How do our predictions for the cryptocurrencies are made?
How do our predictions for the cryptocurrencies are made? Below we present a schematic description of the model used in the process of forecasting cryptocurrencies trend, from the stage of data collection, through analysis, to the final results.
Bitcoin predictions. Data aggregation
Behavioral data (textual mentions)
Text data (mentions) are continuously collected from the most valuable internet sources such as Twitter or Reddit, in terms of content quality and quantity. They are downloaded in English and contain key phrases we have chosen, e.g.: “crypto“, “BTC“, “Bitcoin” etc. Each mention has its own timestamp, which determines when it is written and downloaded.
The financial analysis model continuously downloads data via the exchange API *Bitstamp. For comparison purposes, users can download it from sites such as BitStamp (downloadable CSV file) or CoinPaprika (option “export” under the chart).
*Bitstamp has been chosen as the source of financial data for its access convenience. In the target solution, it is planned to extend the possibility of choosing as a source one of several available stock exchanges.
Analysis. Sentiment and emotions
Behavioral analysis (emotive)
- In the first step, the model continuously evaluates all downloaded mentions regarding the emotions they contain. Per each mention, 11 emotional parameters are assigned – 8 emotions, 2 sentiments – positive and negative, and arousal;
- Then, depending on the criteria set for the predictive data, the results of the emotional evaluation for each mention are grouped (packed) into specific packages. For example, for a 24-hour prediction, it is a one-hour package and for 1-hour prediction – 5 minutes package.
The whole process takes place in a continuous mode where for example the last 3 days’ mentions are analyzed (every day after 15:00 UTC) for 24-hour prediction. This means that, for the 5th of May 2020, the mentions from May 2nd, 3PM UTC to May 5th, 15:00 UTC are taken for analysis. Analogically in 1-hour predictions for 15:00 UTC on May 5th 2020, mentions from 12:00 UTC to 15:00 UTC are taken for analysis.
Each mention is evaluated as a percentage of 11 emotional markers: 8 emotions, 2 sentiments – positive and negative, and arousal.
- In the first stage, the model takes the candle data from the stock exchange and then buckets them into packages of equal size, analogically as in the case of social mentions;
- Then new candles are created from the resulting packages.

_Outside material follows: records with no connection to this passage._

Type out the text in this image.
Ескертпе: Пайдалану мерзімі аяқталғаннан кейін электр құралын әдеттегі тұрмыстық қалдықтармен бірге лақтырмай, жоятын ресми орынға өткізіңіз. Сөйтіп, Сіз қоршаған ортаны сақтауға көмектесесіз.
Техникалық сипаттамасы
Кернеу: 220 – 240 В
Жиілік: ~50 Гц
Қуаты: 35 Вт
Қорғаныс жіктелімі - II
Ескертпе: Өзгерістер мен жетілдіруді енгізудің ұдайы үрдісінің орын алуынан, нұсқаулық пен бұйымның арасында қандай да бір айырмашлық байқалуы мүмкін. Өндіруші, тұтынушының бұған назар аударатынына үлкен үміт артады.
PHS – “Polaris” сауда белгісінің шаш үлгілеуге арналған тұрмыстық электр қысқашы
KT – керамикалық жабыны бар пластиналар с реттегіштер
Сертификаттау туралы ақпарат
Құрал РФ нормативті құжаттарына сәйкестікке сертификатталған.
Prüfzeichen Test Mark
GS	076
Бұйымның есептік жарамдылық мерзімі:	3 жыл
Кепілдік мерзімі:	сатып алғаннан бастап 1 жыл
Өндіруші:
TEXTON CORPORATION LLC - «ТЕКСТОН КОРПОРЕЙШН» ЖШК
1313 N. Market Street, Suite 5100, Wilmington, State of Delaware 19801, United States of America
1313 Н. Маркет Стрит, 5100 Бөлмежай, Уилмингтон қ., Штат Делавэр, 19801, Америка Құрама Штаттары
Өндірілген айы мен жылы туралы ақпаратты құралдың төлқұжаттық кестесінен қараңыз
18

For example, for the 24h prediction, hourly candles are created (for 1-hour prediction – 5 minutes candles), containing the opening price, closing price, high and low.

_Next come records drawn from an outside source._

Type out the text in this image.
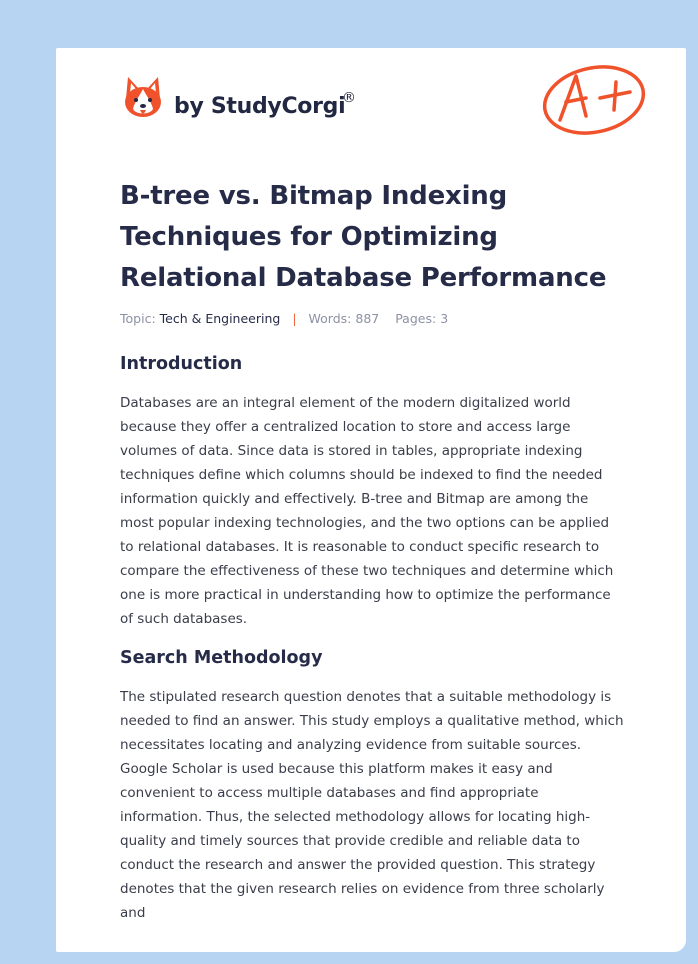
by StudyCorgi
®
B-tree vs. Bitmap Indexing Techniques for Optimizing Relational Database Performance
Topic: Tech & Engineering | Words: 887 Pages: 3
Introduction
Databases are an integral element of the modern digitalized world
because they offer a centralized location to store and access large
volumes of data. Since data is stored in tables, appropriate indexing
techniques define which columns should be indexed to find the needed
information quickly and effectively. B-tree and Bitmap are among the
most popular indexing technologies, and the two options can be applied
to relational databases. It is reasonable to conduct specific research to
compare the effectiveness of these two techniques and determine which
one is more practical in understanding how to optimize the performance
of such databases.
Search Methodology
The stipulated research question denotes that a suitable methodology is
needed to find an answer. This study employs a qualitative method, which
necessitates locating and analyzing evidence from suitable sources.
Google Scholar is used because this platform makes it easy and
convenient to access multiple databases and find appropriate
information. Thus, the selected methodology allows for locating high-
quality and timely sources that provide credible and reliable data to
conduct the research and answer the provided question. This strategy
denotes that the given research relies on evidence from three scholarly
and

BTC forecast. Predictions results
In the final stage, the Sentistocks model compares the received behavioral data packages with the financial data packets, looking for correlations between them. The very way of operation of our model based on deep neural networks – the model for trend prediction in the next time window is built on the basis of an artificial neural network using BiLSTM (bidirectional long short-term memory), which is a recursive neural network dedicated to processing sequential data in both directions.
Here you can find the graphic scheme of how the model works:
The input of the LSTM Layer:
- Input: In our case, it’s a packed input but it can also be the original sequence while each Xi represents a word in the sentence (with padding elements).
- h_0: The initial hiLegenda:dden state that we feed with the model.
- c_0: The initial cell state that we feed with the model.
The output of the LSTM Layer:
- Output: The first value returned by LSTM contains all the hidden states throughout the sequence.
- h_n: The second output are the last hidden states of each of the LSTM layers.
- c_n: The third output is the last cell state for each of the LSTM layers.
For example, the set of behavioral input data for the 24-hour average prediction are 72 hourly packages (last 3 days) and the same amount of financial data (72 hourly candles + transaction volume for each hour). Thus, a total of 16 variables are taken for each of the 3 windows: 11 emotional (behavioral) and 5 financial variables.
The final value to which we tune the model during supervised learning is the value of the average closing price in the following 24 hours.
For prediction we use the model learned on data from the full 2018 and 2019. This amount of information allows us to learn patterns that allow for effective prediction. The model can generate results every hour in the form of the average closing price for the next 24 hours.
If the forecasted price is between -0.66% – +0.66%, we consider it a side trend. If these values are exceeded we forecast a noticeable upward or downward trend.
A prediction is considered accurate if:
- the changes in the average predicted price and the average actual price take the same direction (upward or downward trend)
- are between -0.66% and 0.66% (a corridor indicating a side trend).
Q: In which language does the model for analyzing text for emotions work?
A: Currently, our tool is able to download the mentions and analyze their emotions in 18 languages. We are working on extending the availability to more than 90 languages.
Q: Where can I find specific financial data on which the predictive model works?
A: You can download them from sites such as BitStamp ((downloadable CSV file) or CoinPaprika (the “export” option under the chart).
Q: Do you also analyze other financial instruments such as listed companies or currencies?
A: For now, we are focusing our tests around the cryptocurrencies, due to the access to a huge amount of mentions about them, which allows us to properly saturate the model with input data. This influences the high effectiveness of predictions. Nevertheless, we are planning to start testing the model on other financial instruments.
Q: Why 8, not 6 emotions?
A: Our neural network uses the Plutchik model for analysis, which contains two positive emotions: joy and trust, two ambivalent: surprise and expectation, and 4 rather negative: sadness, fear, disgust, and anger. Besides, the emotions from Ekman’s six-value model are contained in Plutchik’s model.
Q: If you are able to predict Bitcoin’s trend so effectively, will you also analyze other cryptocurrencies?
A: Ultimately, we plan to provide predictions for the top 10 cryptocurrencies.